Designing invisible solutions
So, we know these fuzzy systems can often make obtuse mistakes. We also know, with effort, these systems can have a sense of the context of their small worlds. So how do we build technology that doesn’t do the equivalent of walking through a preschool with its pants off?
There’s a commonly quoted phrase from Steve Jobs: “Most people make the mistake of thinking design is what it looks like. People think it’s this veneer — that the designers are handed this box and told: ‘Make it look good!’ That’s not what we think design is. It’s not just what it looks like and feels like. Design is how it works.”
Carefully tuned systems take months to develop and are often created by just one or two people. They’re systems and designs that have been prototyped in the real world and tweaked by their carers.
But like parenting, it’s not sexy. And often doesn’t produce visible, virtuosic results. Your kid might not be able to play Bach’s Cello Suites, but she doesn’t wipe her nose on the curtains. For anyone not in the industry, you may not guess that many of the apps you use are built by ‘App shops’ or designed by one company and out-sourced to another. And in these scenarios, there’s neither the time, budget or incentive to fine-tune the ‘how it works’.
For designers-for-hire, there’s no sexy UI you can print and stick on the wall or in your folio. Developers often simply don’t have time to spend time polishing at this level. There’s a tonne of work to make something great, and there’s no numerical endpoint to help get product management off your back.
The solution is when design and development meld, either in a single person or a tight partnership, and is allowed enough time to really fine-tune one of these solutions.
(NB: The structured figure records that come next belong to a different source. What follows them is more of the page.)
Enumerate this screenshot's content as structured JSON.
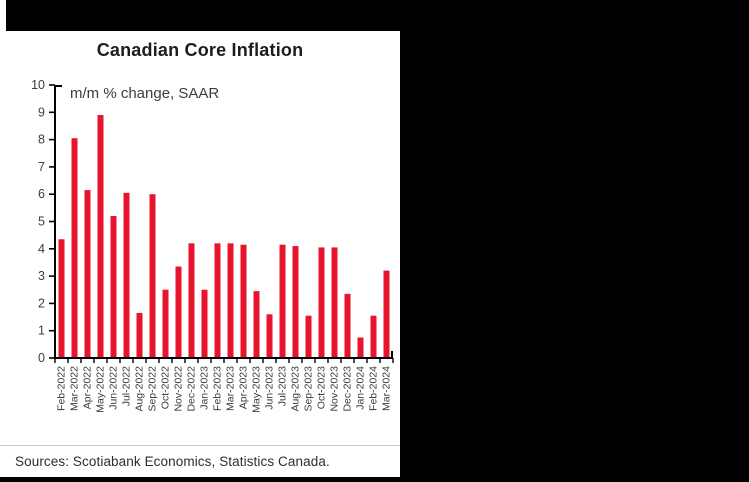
{
  "header": {
    "title": "Canadian Core Inflation",
    "subtitle": "m/m % change, SAAR"
  },
  "footer": {
    "source_text": "Sources: Scotiabank Economics, Statistics Canada."
  },
  "colors": {
    "bar": "#e8132d",
    "axis": "#000000",
    "title_text": "#1d1d1d",
    "label_text": "#3d3d3d",
    "separator": "#c9c9c9",
    "card_bg": "#ffffff",
    "page_bg": "#000000"
  },
  "chart_data": {
    "type": "bar",
    "title": "Canadian Core Inflation",
    "subtitle": "m/m % change, SAAR",
    "xlabel": "",
    "ylabel": "m/m % change, SAAR",
    "ylim": [
      0,
      10
    ],
    "ytick_interval": 1,
    "ytick_labels": [
      "0",
      "1",
      "2",
      "3",
      "4",
      "5",
      "6",
      "7",
      "8",
      "9",
      "10"
    ],
    "grid": false,
    "legend_position": "none",
    "bar_color": "#e8132d",
    "categories": [
      "Feb-2022",
      "Mar-2022",
      "Apr-2022",
      "May-2022",
      "Jun-2022",
      "Jul-2022",
      "Aug-2022",
      "Sep-2022",
      "Oct-2022",
      "Nov-2022",
      "Dec-2022",
      "Jan-2023",
      "Feb-2023",
      "Mar-2023",
      "Apr-2023",
      "May-2023",
      "Jun-2023",
      "Jul-2023",
      "Aug-2023",
      "Sep-2023",
      "Oct-2023",
      "Nov-2023",
      "Dec-2023",
      "Jan-2024",
      "Feb-2024",
      "Mar-2024"
    ],
    "values": [
      4.35,
      8.05,
      6.15,
      8.9,
      5.2,
      6.05,
      1.65,
      6.0,
      2.5,
      3.35,
      4.2,
      2.5,
      4.2,
      4.2,
      4.15,
      2.45,
      1.6,
      4.15,
      4.1,
      1.55,
      4.05,
      4.05,
      2.35,
      0.75,
      1.55,
      3.2
    ]
  }
}
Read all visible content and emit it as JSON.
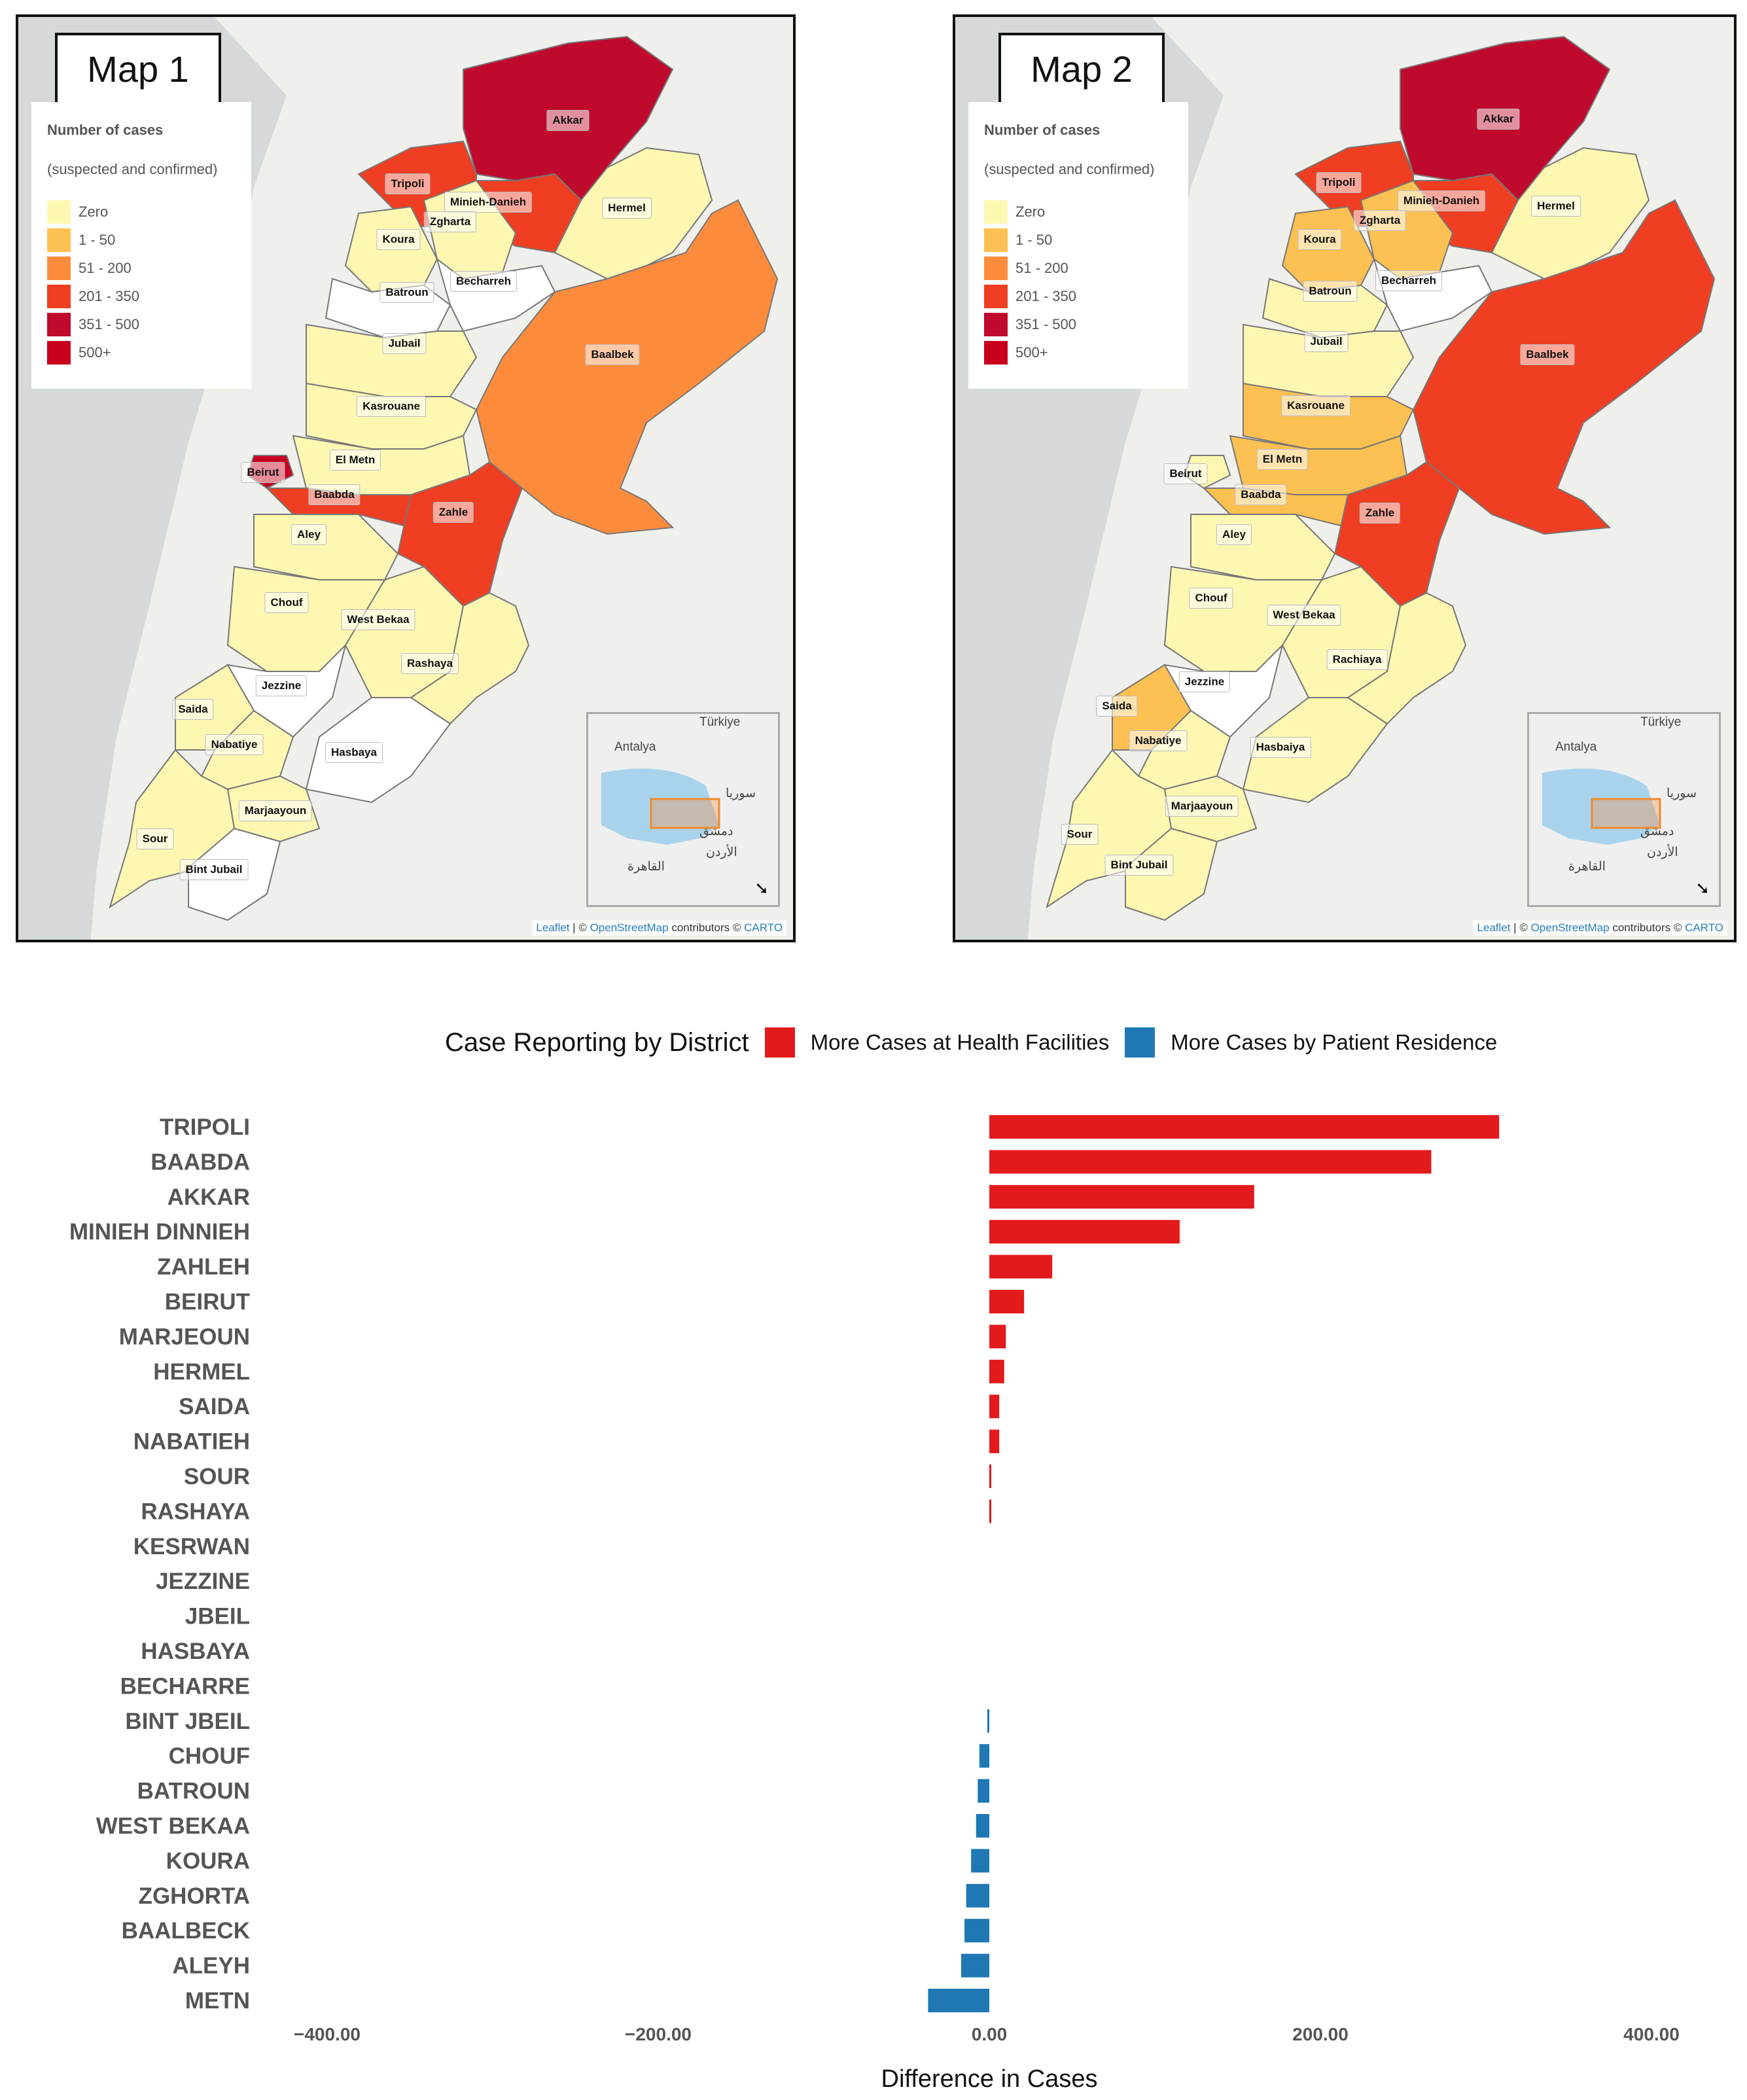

Management needs to understand the results may not be visually marketable, but the value in real-world usability will be noticed by customers.
And it’s increasingly important in design. The future of all-personalised computing, The Internet of Things and wearables are all context-dependant. My startup at teampurr.com is about remote work: a place in computing where context is sorely lacking. Today, computers know (or care?) almost nothing about the human’s state, but it’s time to change that.